For the first point, there are concerns about greenwashing. Greenwashing refers to the act of a company producing a product that adversely affects the environment while still putting on an eco-friendly image through advertisements. There are risks of some companies greenwashing their products so that environmentally conscious investors and consumers who want to buy environment-friendly products will be attracted even though those products are not actually environmentally friendly. Without sufficient verification processes of ESG, those bad companies would make claims about their ESG company behaviors. This would make investors need help to determine which companies are eco-friendly. These overall risks would damage the reputation of ESG concept investing. Investors might be skeptical and suspicious about putting ESG on their decisions if those degrading kept processing.
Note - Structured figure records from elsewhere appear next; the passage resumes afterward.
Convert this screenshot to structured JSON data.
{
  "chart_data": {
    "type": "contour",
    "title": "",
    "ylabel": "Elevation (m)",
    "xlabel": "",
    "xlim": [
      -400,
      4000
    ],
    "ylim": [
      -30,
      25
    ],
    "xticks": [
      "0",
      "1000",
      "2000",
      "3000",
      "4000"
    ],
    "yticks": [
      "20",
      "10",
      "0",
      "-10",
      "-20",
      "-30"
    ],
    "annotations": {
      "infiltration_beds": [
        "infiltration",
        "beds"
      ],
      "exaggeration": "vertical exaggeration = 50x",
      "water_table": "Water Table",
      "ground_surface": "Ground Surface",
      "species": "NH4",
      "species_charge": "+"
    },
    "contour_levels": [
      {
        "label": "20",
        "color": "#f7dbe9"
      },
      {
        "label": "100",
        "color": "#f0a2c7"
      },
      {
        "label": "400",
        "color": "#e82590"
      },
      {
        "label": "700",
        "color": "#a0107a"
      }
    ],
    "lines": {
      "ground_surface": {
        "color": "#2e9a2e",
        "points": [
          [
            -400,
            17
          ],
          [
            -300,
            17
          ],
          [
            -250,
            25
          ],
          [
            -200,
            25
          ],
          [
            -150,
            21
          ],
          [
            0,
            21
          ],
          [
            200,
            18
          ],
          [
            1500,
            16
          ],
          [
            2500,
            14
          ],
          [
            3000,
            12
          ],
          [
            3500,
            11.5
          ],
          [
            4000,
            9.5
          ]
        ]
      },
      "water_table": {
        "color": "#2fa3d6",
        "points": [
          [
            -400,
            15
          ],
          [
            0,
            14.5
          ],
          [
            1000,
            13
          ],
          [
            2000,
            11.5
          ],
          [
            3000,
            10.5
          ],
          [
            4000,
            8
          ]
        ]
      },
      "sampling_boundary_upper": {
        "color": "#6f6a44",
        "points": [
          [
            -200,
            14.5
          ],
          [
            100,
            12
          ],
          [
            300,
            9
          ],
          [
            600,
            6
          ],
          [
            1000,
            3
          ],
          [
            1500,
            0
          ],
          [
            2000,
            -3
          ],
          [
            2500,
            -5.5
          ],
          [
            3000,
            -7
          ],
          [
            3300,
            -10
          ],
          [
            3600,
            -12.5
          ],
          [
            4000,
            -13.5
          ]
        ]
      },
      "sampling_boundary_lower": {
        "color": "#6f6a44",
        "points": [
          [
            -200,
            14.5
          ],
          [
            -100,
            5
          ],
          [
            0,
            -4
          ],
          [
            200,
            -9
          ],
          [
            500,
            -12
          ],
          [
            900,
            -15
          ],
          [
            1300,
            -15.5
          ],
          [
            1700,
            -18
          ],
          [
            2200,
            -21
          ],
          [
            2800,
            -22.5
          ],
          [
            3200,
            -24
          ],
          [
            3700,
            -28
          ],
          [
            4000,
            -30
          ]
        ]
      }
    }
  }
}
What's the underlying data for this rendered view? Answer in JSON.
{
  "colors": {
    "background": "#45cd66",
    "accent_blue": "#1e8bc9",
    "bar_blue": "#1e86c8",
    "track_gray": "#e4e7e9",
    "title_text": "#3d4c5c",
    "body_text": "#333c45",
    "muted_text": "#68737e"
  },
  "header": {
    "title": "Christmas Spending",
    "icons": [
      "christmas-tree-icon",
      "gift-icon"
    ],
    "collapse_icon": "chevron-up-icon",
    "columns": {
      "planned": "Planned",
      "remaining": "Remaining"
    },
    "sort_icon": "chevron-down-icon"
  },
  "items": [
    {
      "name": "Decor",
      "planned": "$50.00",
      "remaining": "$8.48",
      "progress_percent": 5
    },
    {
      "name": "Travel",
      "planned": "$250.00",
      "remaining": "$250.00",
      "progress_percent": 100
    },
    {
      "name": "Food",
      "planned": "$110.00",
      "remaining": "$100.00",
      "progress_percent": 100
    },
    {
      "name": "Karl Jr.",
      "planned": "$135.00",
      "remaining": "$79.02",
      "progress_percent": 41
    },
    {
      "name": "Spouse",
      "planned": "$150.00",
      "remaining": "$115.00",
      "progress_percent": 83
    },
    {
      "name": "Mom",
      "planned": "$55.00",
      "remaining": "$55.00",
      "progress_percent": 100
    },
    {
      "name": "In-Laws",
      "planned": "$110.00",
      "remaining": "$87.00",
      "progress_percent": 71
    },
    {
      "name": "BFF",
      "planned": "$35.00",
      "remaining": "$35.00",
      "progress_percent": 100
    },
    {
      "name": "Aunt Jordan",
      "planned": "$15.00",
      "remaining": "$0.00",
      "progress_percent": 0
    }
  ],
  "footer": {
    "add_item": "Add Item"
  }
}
Also, the skepticism of investors would negatively affect the ESG. Some investors would think about financial returns if they put ESG in their decision-making. If there is a negative effect of ESG on their profit-making, they will hesitate to incorporate the ESG concept into them. Those ESG would benefit from long-term sustainability, but this might be the same as the lack of short-term positive effects for their financial positive effects. For ESG, the reporting for the investors might need to be more consistent and standardized, which makes it hard for investors to collect the data for their financial performance. These would cause investors to be more focused and believe in traditional financial metrics than ESG criteria. So, it would be hard to incorporate ESG.

Hence, as ESG has a lot of risks like greenwashing or investor skepticism, it would make ESG die in the corporate and investing world.